Strong bidding at Bedok Rise site signals rising developer confidence
Nov 27, 2025
CONDOsingapore.com
A residential site along Bedok Rise next to Tanah Merah MRT station drew strong interest from developers, with 10 bids submitted at the close of the state tender on Nov 27. The robust turnout and higher-than-expected top bid point to improving sentiment in Singapore’s residential market and growing competition for well-located land.
Allgreen Properties, part of the Kuok group, emerged as the top bidder with an offer of S$464.8 million, or about S$1,330 psf per plot ratio. This exceeded earlier expectations, where analysts had projected a top bid of between S$1,100 and S$1,300 psf ppr and only three to seven participants. The narrow gap between the top bids further highlights the intensity of competition, with Hoi Hup Realty coming in a close second at S$1,324 psf ppr, followed by a consortium including ABR Holdings and Roxy-Pacific at S$1,291 psf ppr.

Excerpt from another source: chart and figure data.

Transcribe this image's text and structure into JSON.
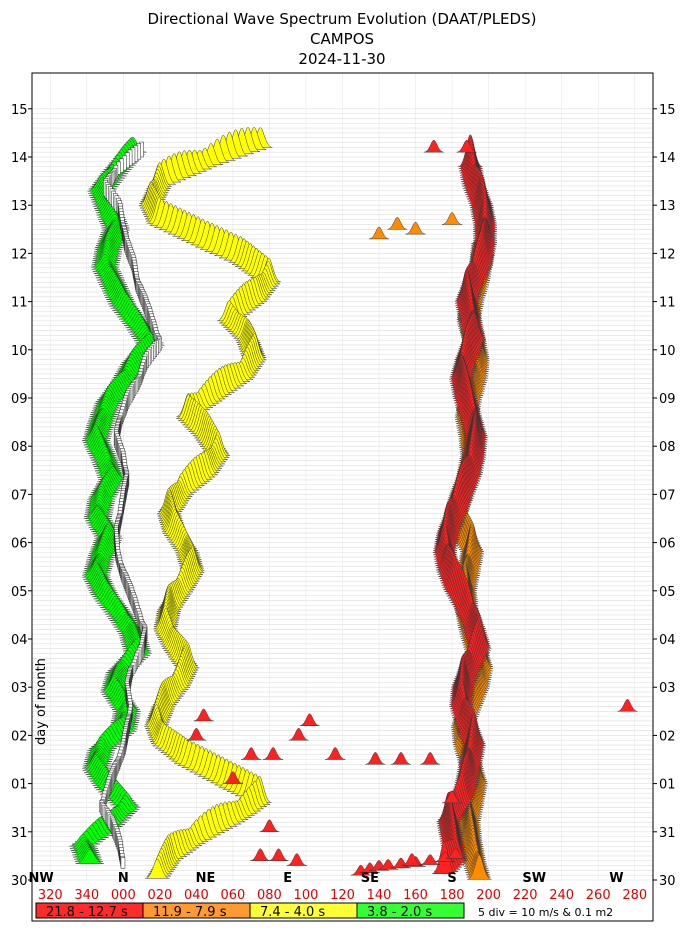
{
  "chart_data": {
    "type": "other",
    "title": "Directional Wave Spectrum Evolution (DAAT/PLEDS)",
    "subtitle": "CAMPOS",
    "date": "2024-11-30",
    "ylabel": "day of month",
    "y_ticks": [
      "30",
      "31",
      "01",
      "02",
      "03",
      "04",
      "05",
      "06",
      "07",
      "08",
      "09",
      "10",
      "11",
      "12",
      "13",
      "14",
      "15"
    ],
    "x_degree_ticks": [
      "320",
      "340",
      "000",
      "020",
      "040",
      "060",
      "080",
      "100",
      "120",
      "140",
      "160",
      "180",
      "200",
      "220",
      "240",
      "260",
      "280"
    ],
    "x_degree_values": [
      320,
      340,
      360,
      380,
      400,
      420,
      440,
      460,
      480,
      500,
      520,
      540,
      560,
      580,
      600,
      620,
      640
    ],
    "x_range": [
      310,
      650
    ],
    "cardinals": [
      {
        "label": "NW",
        "deg": 315
      },
      {
        "label": "N",
        "deg": 360
      },
      {
        "label": "NE",
        "deg": 405
      },
      {
        "label": "E",
        "deg": 450
      },
      {
        "label": "SE",
        "deg": 495
      },
      {
        "label": "S",
        "deg": 540
      },
      {
        "label": "SW",
        "deg": 585
      },
      {
        "label": "W",
        "deg": 630
      }
    ],
    "legend": [
      {
        "label": "21.8 - 12.7 s",
        "color": "#ff2a2a"
      },
      {
        "label": "11.9 - 7.9 s",
        "color": "#ff9a30"
      },
      {
        "label": "7.4 - 4.0 s",
        "color": "#ffff33"
      },
      {
        "label": "3.8 - 2.0 s",
        "color": "#33ff33"
      }
    ],
    "scale_note": "5 div = 10 m/s & 0.1 m2",
    "colors": {
      "red": "#ff2020",
      "orange": "#ff8c00",
      "yellow": "#ffff00",
      "green": "#00ff00",
      "wind": "#ffffff"
    },
    "tracks": [
      {
        "band": "red",
        "points": [
          [
            535,
            0.1
          ],
          [
            542,
            0.4
          ],
          [
            540,
            0.8
          ],
          [
            538,
            1.2
          ],
          [
            545,
            1.6
          ],
          [
            548,
            2.0
          ],
          [
            550,
            2.4
          ],
          [
            552,
            2.8
          ],
          [
            548,
            3.2
          ],
          [
            545,
            3.6
          ],
          [
            546,
            4.0
          ],
          [
            550,
            4.4
          ],
          [
            555,
            4.8
          ],
          [
            552,
            5.2
          ],
          [
            548,
            5.6
          ],
          [
            542,
            6.0
          ],
          [
            538,
            6.4
          ],
          [
            536,
            6.8
          ],
          [
            538,
            7.2
          ],
          [
            542,
            7.6
          ],
          [
            546,
            8.0
          ],
          [
            550,
            8.4
          ],
          [
            552,
            8.8
          ],
          [
            553,
            9.2
          ],
          [
            550,
            9.6
          ],
          [
            547,
            10.0
          ],
          [
            545,
            10.4
          ],
          [
            548,
            10.8
          ],
          [
            552,
            11.2
          ],
          [
            550,
            11.6
          ],
          [
            548,
            12.0
          ],
          [
            552,
            12.4
          ],
          [
            556,
            12.8
          ],
          [
            558,
            13.2
          ],
          [
            558,
            13.6
          ],
          [
            556,
            14.0
          ],
          [
            552,
            14.4
          ],
          [
            550,
            14.8
          ]
        ],
        "amp": 1.0
      },
      {
        "band": "orange",
        "points": [
          [
            555,
            0.0
          ],
          [
            552,
            0.4
          ],
          [
            550,
            0.8
          ],
          [
            549,
            1.2
          ],
          [
            551,
            1.6
          ],
          [
            553,
            2.0
          ],
          [
            550,
            2.4
          ],
          [
            547,
            2.8
          ],
          [
            546,
            3.2
          ],
          [
            550,
            3.6
          ],
          [
            554,
            4.0
          ],
          [
            556,
            4.4
          ],
          [
            553,
            4.8
          ],
          [
            550,
            5.2
          ],
          [
            548,
            5.6
          ],
          [
            547,
            6.0
          ],
          [
            549,
            6.4
          ],
          [
            551,
            6.8
          ],
          [
            546,
            7.2
          ],
          [
            542,
            7.6
          ],
          [
            545,
            8.0
          ],
          [
            549,
            8.4
          ],
          [
            551,
            8.8
          ],
          [
            550,
            9.2
          ],
          [
            548,
            9.6
          ],
          [
            550,
            10.0
          ],
          [
            553,
            10.4
          ],
          [
            554,
            10.8
          ],
          [
            552,
            11.2
          ],
          [
            549,
            11.6
          ],
          [
            551,
            12.0
          ],
          [
            554,
            12.4
          ],
          [
            556,
            12.8
          ],
          [
            557,
            13.2
          ]
        ],
        "amp": 0.9
      },
      {
        "band": "yellow",
        "points": [
          [
            378,
            0.0
          ],
          [
            385,
            0.4
          ],
          [
            400,
            0.8
          ],
          [
            420,
            1.2
          ],
          [
            435,
            1.6
          ],
          [
            415,
            2.0
          ],
          [
            395,
            2.4
          ],
          [
            382,
            2.8
          ],
          [
            378,
            3.2
          ],
          [
            382,
            3.6
          ],
          [
            390,
            4.0
          ],
          [
            395,
            4.4
          ],
          [
            388,
            4.8
          ],
          [
            383,
            5.2
          ],
          [
            385,
            5.6
          ],
          [
            392,
            6.0
          ],
          [
            398,
            6.4
          ],
          [
            395,
            6.8
          ],
          [
            388,
            7.2
          ],
          [
            385,
            7.6
          ],
          [
            392,
            8.0
          ],
          [
            405,
            8.4
          ],
          [
            412,
            8.8
          ],
          [
            405,
            9.2
          ],
          [
            395,
            9.6
          ],
          [
            410,
            10.0
          ],
          [
            425,
            10.4
          ],
          [
            432,
            10.8
          ],
          [
            428,
            11.2
          ],
          [
            418,
            11.6
          ],
          [
            432,
            12.0
          ],
          [
            440,
            12.4
          ],
          [
            425,
            12.8
          ],
          [
            402,
            13.2
          ],
          [
            380,
            13.6
          ],
          [
            375,
            14.0
          ],
          [
            380,
            14.4
          ],
          [
            405,
            14.8
          ],
          [
            435,
            15.2
          ]
        ],
        "amp": 0.8
      },
      {
        "band": "green",
        "points": [
          [
            342,
            0.3
          ],
          [
            338,
            0.7
          ],
          [
            352,
            1.1
          ],
          [
            362,
            1.5
          ],
          [
            352,
            1.9
          ],
          [
            345,
            2.3
          ],
          [
            348,
            2.7
          ],
          [
            360,
            3.1
          ],
          [
            362,
            3.5
          ],
          [
            355,
            3.9
          ],
          [
            358,
            4.3
          ],
          [
            368,
            4.7
          ],
          [
            365,
            5.1
          ],
          [
            358,
            5.5
          ],
          [
            350,
            5.9
          ],
          [
            345,
            6.3
          ],
          [
            348,
            6.7
          ],
          [
            352,
            7.1
          ],
          [
            346,
            7.5
          ],
          [
            348,
            7.9
          ],
          [
            354,
            8.3
          ],
          [
            350,
            8.7
          ],
          [
            345,
            9.1
          ],
          [
            348,
            9.5
          ],
          [
            352,
            9.9
          ],
          [
            360,
            10.3
          ],
          [
            366,
            10.7
          ],
          [
            375,
            11.1
          ],
          [
            368,
            11.5
          ],
          [
            360,
            11.9
          ],
          [
            355,
            12.3
          ],
          [
            350,
            12.7
          ],
          [
            352,
            13.1
          ],
          [
            356,
            13.5
          ],
          [
            352,
            13.9
          ],
          [
            348,
            14.3
          ],
          [
            356,
            14.7
          ],
          [
            365,
            15.1
          ]
        ],
        "amp": 0.6
      },
      {
        "band": "wind",
        "points": [
          [
            360,
            0.2
          ],
          [
            358,
            0.6
          ],
          [
            354,
            1.0
          ],
          [
            348,
            1.4
          ],
          [
            352,
            1.8
          ],
          [
            356,
            2.2
          ],
          [
            360,
            2.6
          ],
          [
            362,
            3.0
          ],
          [
            364,
            3.4
          ],
          [
            362,
            3.8
          ],
          [
            364,
            4.2
          ],
          [
            370,
            4.6
          ],
          [
            372,
            5.0
          ],
          [
            368,
            5.4
          ],
          [
            364,
            5.8
          ],
          [
            360,
            6.2
          ],
          [
            357,
            6.6
          ],
          [
            356,
            7.0
          ],
          [
            358,
            7.4
          ],
          [
            360,
            7.8
          ],
          [
            362,
            8.2
          ],
          [
            360,
            8.6
          ],
          [
            356,
            9.0
          ],
          [
            358,
            9.4
          ],
          [
            362,
            9.8
          ],
          [
            368,
            10.2
          ],
          [
            372,
            10.6
          ],
          [
            380,
            11.0
          ],
          [
            376,
            11.4
          ],
          [
            372,
            11.8
          ],
          [
            368,
            12.2
          ],
          [
            366,
            12.6
          ],
          [
            362,
            13.0
          ],
          [
            360,
            13.4
          ],
          [
            358,
            13.8
          ],
          [
            350,
            14.2
          ],
          [
            356,
            14.6
          ],
          [
            370,
            15.0
          ]
        ],
        "amp": 0.4
      }
    ],
    "isolated": [
      {
        "band": "red",
        "deg": 636,
        "day": 3.5
      },
      {
        "band": "red",
        "deg": 462,
        "day": 3.2
      },
      {
        "band": "red",
        "deg": 456,
        "day": 2.9
      },
      {
        "band": "red",
        "deg": 442,
        "day": 2.5
      },
      {
        "band": "red",
        "deg": 476,
        "day": 2.5
      },
      {
        "band": "red",
        "deg": 498,
        "day": 2.4
      },
      {
        "band": "red",
        "deg": 512,
        "day": 2.4
      },
      {
        "band": "red",
        "deg": 528,
        "day": 2.4
      },
      {
        "band": "red",
        "deg": 540,
        "day": 1.6
      },
      {
        "band": "red",
        "deg": 440,
        "day": 1.0
      },
      {
        "band": "red",
        "deg": 455,
        "day": 0.3
      },
      {
        "band": "red",
        "deg": 518,
        "day": 0.3
      },
      {
        "band": "red",
        "deg": 445,
        "day": 0.4
      },
      {
        "band": "red",
        "deg": 404,
        "day": 3.3
      },
      {
        "band": "red",
        "deg": 400,
        "day": 2.9
      },
      {
        "band": "red",
        "deg": 430,
        "day": 2.5
      },
      {
        "band": "red",
        "deg": 420,
        "day": 2.0
      },
      {
        "band": "red",
        "deg": 435,
        "day": 0.4
      },
      {
        "band": "red",
        "deg": 530,
        "day": 15.1
      },
      {
        "band": "red",
        "deg": 548,
        "day": 15.1
      },
      {
        "band": "orange",
        "deg": 500,
        "day": 13.3
      },
      {
        "band": "orange",
        "deg": 510,
        "day": 13.5
      },
      {
        "band": "orange",
        "deg": 520,
        "day": 13.4
      },
      {
        "band": "orange",
        "deg": 540,
        "day": 13.6
      }
    ],
    "tail": [
      {
        "deg": 490,
        "day": 0.1
      },
      {
        "deg": 495,
        "day": 0.15
      },
      {
        "deg": 500,
        "day": 0.2
      },
      {
        "deg": 505,
        "day": 0.22
      },
      {
        "deg": 512,
        "day": 0.25
      },
      {
        "deg": 520,
        "day": 0.28
      },
      {
        "deg": 528,
        "day": 0.32
      },
      {
        "deg": 536,
        "day": 0.38
      },
      {
        "deg": 542,
        "day": 0.45
      }
    ]
  }
}
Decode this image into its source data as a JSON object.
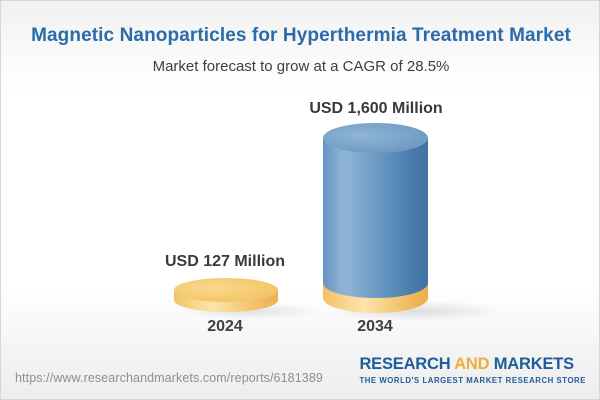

The participation of major developers such as CapitaLand Development, Frasers Property and Wing Tai, along with a relatively tight spread between the highest and lowest bids, suggests a broad consensus on the site’s value and strong underlying appeal. Analysts noted that this marks a shift from earlier tenders in 2024, where some sites attracted weaker bids or were not awarded at all.
Recent tenders indicate that developers are becoming more willing to push land prices higher. Compared with earlier in the year, where bids were more measured, the latest tenders reflect greater urgency to secure sites, likely driven by strong new home sales and the need to replenish land banks. The Bedok Rise result follows other aggressive bids, including the Bayshore site, which was awarded at S$1,388 psf ppr, and a Newton plot that achieved S$1,820 psf ppr.
This trend is supported by improving market conditions. Borrowing costs have declined significantly, with the three-month Sora falling by around 180 basis points over the year, while Singapore’s economic growth outlook has strengthened. These factors have improved project feasibility and increased developers’ confidence in future selling prices.
The Bedok Rise site itself benefits from limited nearby supply and strong locational attributes. It is likely one of the last available plots near Tanah Merah MRT station and is close to schools, Bedok town centre and established amenities. Recent projects in the area, such as Sceneca Residence, have seen strong take-up, reinforcing confidence in demand within the eastern region.
Based on current land costs, analysts estimate that the future project could be launched at average prices between S$2,300 and S$2,700 psf, above recent transactions in nearby developments. This suggests that rising land prices are likely to translate into higher launch prices over the next few years.
More broadly, demand for suburban housing has been particularly strong. New home sales in the Outside Central Region have increased significantly in 2025, with such projects accounting for a large share of total transactions. This has encouraged developers to focus more on suburban sites where demand depth appears more reliable.
At the same time, some caution remains. While current conditions are supportive, uncertainties in the global economy and potential shifts in buyer demand could affect future sales. Analysts noted that sustained increases in land prices may put pressure on developer margins if selling prices do not keep pace.
Overall, the Bedok Rise tender reflects a market that is turning more optimistic, with developers showing stronger conviction in both pricing and demand. However, the sustainability of this trend will depend on whether buyer demand remains resilient in the face of broader economic uncertainties.